19/03/2011

L'art de la chute : Bas Jan Ader




Bas Jan Ader - Fall 1, 1970
Mis en ligne par magasary


Bas Jan Ader naît dans une famille de pasteurs hollandais, à Winschoten, en 1942 - deux ans plus tard son père sera torturé et exécuté  pour avoir abrité des Juifs. Premières études artistiques peu concluantes, puis stage aux Etats-Unis à Washington DC où il arrive même à vendre un truc à Jackie Kennedy. Retour aux Pays-Bas qui ne lui sourient pas plus qu'avant, et en 1961 départ pour le Maroc en auto-stop, engagement sur un yacht qui fait naufrage en Californie, où Ader s'installe. Etudes  d'art et de philosophie, puis à partir de 1970 la période conceptuelle où il produit ses oeuvres les plus connues, les Chutes et I'm too sad to tell you (1971) sur les thèmes récurrents de la chute, de l'échec et de la perte de maîtrise. Souvent comparés au slapstick keatonien ou à la naïveté calculée de Beckett, les (très) courts métrages d'Ader jouent sur l'écart entre une méticuleuse préparation et la recherche d'une sincérité  - ou, comme Ader l'aurait dit, d'une pureté - qui est un résultat de la performance plutôt que sa condition. Une organisation de l'accidentel, une recherche obsessionnelle de l'imprévu, comme remède à la mélancolie.

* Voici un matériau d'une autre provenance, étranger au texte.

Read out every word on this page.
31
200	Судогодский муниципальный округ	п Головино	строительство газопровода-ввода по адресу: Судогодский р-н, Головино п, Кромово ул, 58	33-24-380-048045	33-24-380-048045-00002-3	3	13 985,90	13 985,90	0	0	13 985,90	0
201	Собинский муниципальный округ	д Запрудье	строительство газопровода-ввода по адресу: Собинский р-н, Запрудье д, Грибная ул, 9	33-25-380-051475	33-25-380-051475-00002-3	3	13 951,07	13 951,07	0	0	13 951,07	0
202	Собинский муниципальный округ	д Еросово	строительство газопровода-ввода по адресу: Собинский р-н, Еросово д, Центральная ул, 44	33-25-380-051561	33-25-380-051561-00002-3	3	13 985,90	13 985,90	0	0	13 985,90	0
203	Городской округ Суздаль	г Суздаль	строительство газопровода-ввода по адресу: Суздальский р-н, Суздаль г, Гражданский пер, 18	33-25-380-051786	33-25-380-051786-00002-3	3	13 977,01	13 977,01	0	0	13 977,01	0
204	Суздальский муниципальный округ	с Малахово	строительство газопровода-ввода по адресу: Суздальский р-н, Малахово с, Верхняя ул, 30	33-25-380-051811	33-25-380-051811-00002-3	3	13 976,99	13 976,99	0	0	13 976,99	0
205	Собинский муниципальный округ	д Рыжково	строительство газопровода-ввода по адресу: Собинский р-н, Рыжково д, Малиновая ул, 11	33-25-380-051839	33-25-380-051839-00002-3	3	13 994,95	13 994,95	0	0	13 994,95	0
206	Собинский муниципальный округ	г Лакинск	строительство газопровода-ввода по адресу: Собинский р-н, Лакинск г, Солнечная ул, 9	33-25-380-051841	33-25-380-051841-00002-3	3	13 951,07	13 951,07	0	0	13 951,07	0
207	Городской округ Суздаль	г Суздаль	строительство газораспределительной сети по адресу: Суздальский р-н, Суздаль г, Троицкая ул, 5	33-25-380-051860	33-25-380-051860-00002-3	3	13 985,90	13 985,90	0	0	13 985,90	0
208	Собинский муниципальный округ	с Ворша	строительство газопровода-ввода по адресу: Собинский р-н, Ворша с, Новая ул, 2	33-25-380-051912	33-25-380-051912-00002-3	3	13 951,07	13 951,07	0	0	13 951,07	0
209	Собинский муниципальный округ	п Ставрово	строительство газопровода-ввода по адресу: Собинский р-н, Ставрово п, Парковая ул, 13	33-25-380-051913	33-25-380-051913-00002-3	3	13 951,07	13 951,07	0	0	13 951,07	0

Bas Jan Ader - Broken Fall (Geometric), 1971
Mis enligne par renanllaraujo


En juillet 1975, dans le cadre d'un tryptique-performance appelé In Search of the Miraculous (1) Ader part du Cap Cod pour une traversée en solitaire de l'Atlantique sur un Guppy 13, petit bateau à voile de 12 pieds 6 pouces. Le contact radio est perdu trois semaines plus tard, seul son bateau, l'Ocean wave, sera retrouvé en avril de l'année suivante au large de l'Irlande. Amené à La Corogne par le chalutier espagnol qui l'avait découvert, l'Ocean wave, volé dans le port, ne sera jamais retrouvé par la suite - ce qui suffit à conforter dans leur conviction ceux qui pensent qu'Ader est  vivant à Barcelone ou ailleurs, ou même qu'il  vogue toujours quelque part, nouveau Hollandais Volant à la recherche interminable du miracle.



Bas Jan Ader - Métrage récemment retrouvé à U.C. Irvine, où il enseignait
Mis en ligne par PatrickPainterGaller


Ader était un lecteur de Hegel, qu'il photocopiait à ses élèves en école d'art. Son ami William Leavitt a rapporté ce fragment de leurs conversations : après avoir cité un vers d'une de ses chansons préférées "It's not just a feeling, it's a philosophy" - Ader décrivait une oeuvre jamais réalisée : "I want to do a piece where I go to the Alps and talk to a mountain. The mountain will talk of things which are necessary and always true, and I shall talk of things which are sometimes, accidentally true." On ne peut évidemment s'empêcher de penser au C'est ainsi du philosophe devant la triste et ennuyeuse réalité des mêmes montagnes. Vue sous cet angle, la recherche du miraculeux par laquelle Ader va mettre un terme à son activité créatrice et à sa vie tout court pourrait être une quête de la dissonance, de la discordance révélatrice et salvatrice au sein du réel-rationnel (2).


Le (superbe) site officiel est ici,  quelques images supplémentaires et le film ici.



(1) Le premier volet est documenté par une série de photos d'Ader dans les rues de Los Angeles. Le troisième aurait repris le même dispositif, mais cette fois dans les rues d'Amsterdam, après la traversée.

(2)  "Ce qui est rationnel est réel, et ce qui est réel est rationnel", "Was vernünftig ist, das is wirklich, und was ist wirklich, das ist vernünftig". Et ce n'est qu'un angle de vue, toute cavalière, car le Es ist so  d'un Hegel de 25 ans devant les Alpes ne se situe pas dans le même cadre de réflexion que la Préface aux principes de la philosophie du droit, un quart de siècle plus tard. Mais ce genre de vue cavalière sert parfois de pont aux artistes - it's not just a philosophy, it's also a feeling.